Ok, I have noticed something else, when the air cleaner houseing is off it runs horribly at idle, pretty much will die after a min or two, if the air cleaner is off, it runs better but still surges a little,but doesn't die I am gonna say thats vaccum or something, I unhooked the inlet air duct from the air induction box and thats seemed to help a little.(which connects to the air iduction valve)(book says this valve send secondary air to exhaust manifold). The AIV control solenoid is on this side to(which controls the intake manifold vaccum signal to the air induction valve)


Do I try to idle it up by the screw on the side of the throttle body or at the eccs box where the knob says idle up?

Should I just take the throttle body apart and clean it real good? like the idle valves and stuff?

yes still noob but still learning.


----------



## zanegrey (Dec 5, 2005)

use my eamil address and send me your email..

i will send you a picture of the screw to turn to try to stop the surging..


----------



## NamesLeo (Sep 30, 2009)

that reminds me, did you check that really tiny/thin hose that connects to the bottom of the air box? Its right next to the temp sensor, it goes to the E.G.R. Control Solenoid. I had some issues with that having a crank in the end of it so it would suck in outside air. I replaced it with clear fish tank air hose, it was the same size. With it cracked it would just be really sluggish under load because the valve would not stop the EGR like it should when at low or high RPM.


----------



## bg2095 (Jan 6, 2010)

update: I attempted to adjust the low idle screw behind the throttle body(not high idle) surging very minimal but rpms were 1200-1500, I turned it the other and got idling at 2500 rpms steady, as soon I replace housing in both instances, and start the car, wants to stall out. I put the screw back in the default postion I hope but i think its off a little, it idles at 1200-1500 rpm right now.
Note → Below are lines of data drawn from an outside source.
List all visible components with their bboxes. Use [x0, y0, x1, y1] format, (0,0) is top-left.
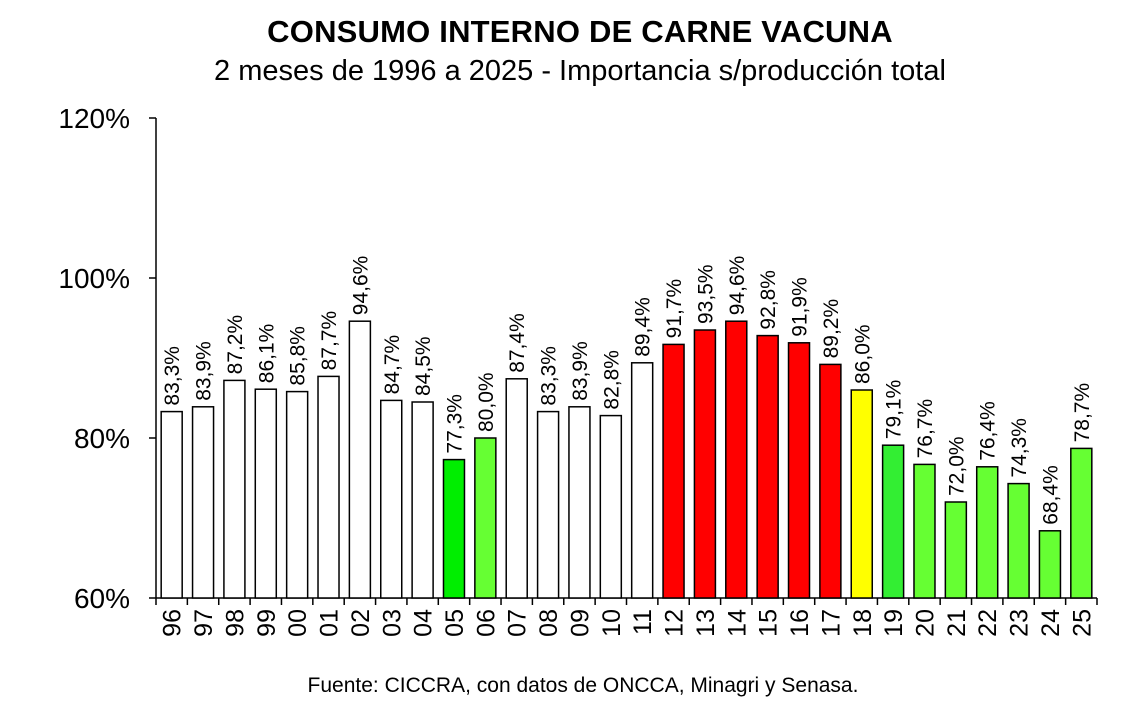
- x-tick-label-16: 16: [786, 609, 814, 637]
- bar-25: [1070, 447, 1093, 599]
- y-tick-label: 60%: [74, 583, 130, 614]
- data-label-98: 87,2%: [224, 315, 247, 375]
- bar-97: [191, 406, 215, 599]
- x-tick-label-05: 05: [441, 609, 469, 637]
- data-label-97: 83,9%: [193, 341, 216, 401]
- data-label-05: 77,3%: [443, 394, 466, 454]
- x-tick-label-14: 14: [723, 609, 751, 637]
- bar-09: [568, 406, 591, 599]
- data-label-00: 85,8%: [287, 326, 310, 386]
- x-tick-label-96: 96: [159, 609, 187, 637]
- data-label-10: 82,8%: [600, 350, 623, 410]
- data-label-13: 93,5%: [694, 264, 717, 324]
- data-label-16: 91,9%: [789, 277, 812, 337]
- bar-96: [160, 410, 183, 599]
- chart-source: Fuente: CICCRA, con datos de ONCCA, Mina…: [307, 674, 859, 697]
- data-label-12: 91,7%: [663, 279, 686, 339]
- bar-03: [380, 399, 403, 599]
- bar-22: [975, 466, 999, 599]
- data-label-07: 87,4%: [506, 313, 529, 373]
- bar-99: [254, 388, 278, 599]
- data-label-22: 76,4%: [977, 401, 1000, 461]
- x-tick-label-09: 09: [566, 609, 594, 637]
- data-label-21: 72,0%: [945, 436, 968, 496]
- x-tick-label-22: 22: [974, 609, 1002, 637]
- bar-02: [348, 320, 372, 599]
- bar-05: [442, 458, 466, 599]
- bar-13: [693, 329, 717, 599]
- bar-08: [536, 410, 560, 599]
- data-label-02: 94,6%: [349, 256, 372, 316]
- x-tick-label-10: 10: [598, 609, 626, 637]
- data-label-03: 84,7%: [381, 335, 404, 395]
- bar-21: [944, 501, 968, 599]
- bar-11: [630, 362, 654, 599]
- bar-00: [285, 390, 309, 599]
- chart-subtitle: 2 meses de 1996 a 2025 - Importancia s/p…: [214, 55, 946, 87]
- x-tick-label-99: 99: [253, 609, 281, 637]
- x-tick-label-25: 25: [1068, 609, 1096, 637]
- data-label-08: 83,3%: [538, 346, 561, 406]
- data-label-09: 83,9%: [569, 341, 592, 401]
- bar-12: [662, 343, 685, 599]
- data-label-14: 94,6%: [726, 256, 749, 316]
- x-tick-label-98: 98: [221, 609, 249, 637]
- x-tick-label-07: 07: [504, 609, 532, 637]
- x-tick-label-08: 08: [535, 609, 563, 637]
- bar-98: [223, 379, 246, 599]
- data-label-06: 80,0%: [475, 372, 498, 432]
- data-label-23: 74,3%: [1008, 418, 1031, 478]
- chart-title: CONSUMO INTERNO DE CARNE VACUNA: [267, 14, 893, 49]
- x-tick-label-19: 19: [880, 609, 908, 637]
- bar-24: [1038, 530, 1062, 599]
- data-label-18: 86,0%: [851, 324, 874, 384]
- x-tick-label-00: 00: [284, 609, 312, 637]
- x-tick-label-02: 02: [347, 609, 375, 637]
- x-tick-label-04: 04: [410, 609, 438, 637]
- data-label-17: 89,2%: [820, 299, 843, 359]
- y-tick-label: 80%: [74, 423, 130, 454]
- y-tick-label: 120%: [58, 103, 130, 134]
- bar-04: [411, 401, 434, 599]
- x-tick-label-03: 03: [378, 609, 406, 637]
- bar-19: [881, 444, 905, 599]
- x-tick-label-23: 23: [1006, 609, 1034, 637]
- bar-20: [913, 463, 936, 599]
- x-tick-label-01: 01: [316, 609, 344, 637]
- x-tick-label-13: 13: [692, 609, 720, 637]
- data-label-96: 83,3%: [161, 346, 184, 406]
- data-label-24: 68,4%: [1039, 465, 1062, 525]
- x-tick-label-12: 12: [661, 609, 689, 637]
- data-label-99: 86,1%: [255, 324, 278, 384]
- x-tick-label-21: 21: [943, 609, 971, 637]
- bar-07: [505, 378, 528, 599]
- bar-17: [819, 363, 842, 599]
- x-tick-label-11: 11: [629, 609, 657, 635]
- bar-10: [599, 414, 623, 599]
- bar-15: [756, 334, 779, 599]
- bar-01: [317, 375, 340, 599]
- x-tick-label-06: 06: [472, 609, 500, 637]
- bar-23: [1007, 482, 1030, 599]
- bar-14: [725, 320, 748, 599]
- x-tick-label-15: 15: [755, 609, 783, 637]
- x-tick-label-17: 17: [817, 609, 845, 637]
- data-label-15: 92,8%: [757, 270, 780, 330]
- x-tick-label-18: 18: [849, 609, 877, 637]
- bar-06: [474, 437, 497, 599]
- data-label-25: 78,7%: [1071, 383, 1094, 443]
- data-label-20: 76,7%: [914, 399, 937, 459]
- data-label-04: 84,5%: [412, 336, 435, 396]
- bar-18: [850, 389, 873, 599]
- y-tick-label: 100%: [58, 263, 130, 294]
- data-label-01: 87,7%: [318, 311, 341, 371]
- bar-16: [787, 342, 811, 599]
- data-label-19: 79,1%: [883, 380, 906, 440]
- x-tick-label-97: 97: [190, 609, 218, 637]
- x-tick-label-20: 20: [911, 609, 939, 637]
- data-label-11: 89,4%: [632, 297, 655, 357]
- x-tick-label-24: 24: [1037, 609, 1065, 637]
I checked the hoses on the egr solenoid I belive and they looked fine, sprayed soapy water, no leaks.


----------



## nissan4x4.27 (Jul 8, 2009)

i have the same problem with my 97 been after it for over a year and still no help from anyone. every sensor is new all the vacuum lines r new and in the right spots and NO vacuum leaks and NO codes and timing is 100 % on the money


----------



## GeoBMX4Life (Mar 25, 2010)

*Pppsshhh...puhlease!!!*



nissan4x4.27 said:


> i have the same problem with my 97 been after it for over a year and still no help from anyone. every sensor is new all the vacuum lines r new and in the right spots and NO vacuum leaks and NO codes and timing is 100 % on the money


 Dude...give it a rest, quit playing the victim...ALOT of guys have made suggestions(myself incl) and you always come back with "I tried that, every things replaced". 
Don't mean to offend anyone, but this Nissan HB victim crap is OLD!


----------



## smj999smj (Jan 1, 2006)

SUrging typically means it's running lean. Spray carb cleaner around the intake manifold gasket and throttle body base gaskets just to be 100% sure. Carb cleaner, in my experience, works better than soapy water.


----------



## nissan4x4.27 (Jul 8, 2009)

sorry GeoBMX4Life but everything that everyone has told me doesnt work and i been through the whole truck over and over


----------



## GeoBMX4Life (Mar 25, 2010)

*Again...no offence intended!!!*



nissan4x4.27 said:


> sorry GeoBMX4Life but everything that everyone has told me doesnt work and i been through the whole truck over and over


 Any time a wall appears...theres ALWAYS a way around it...you just have to FIND it!


----------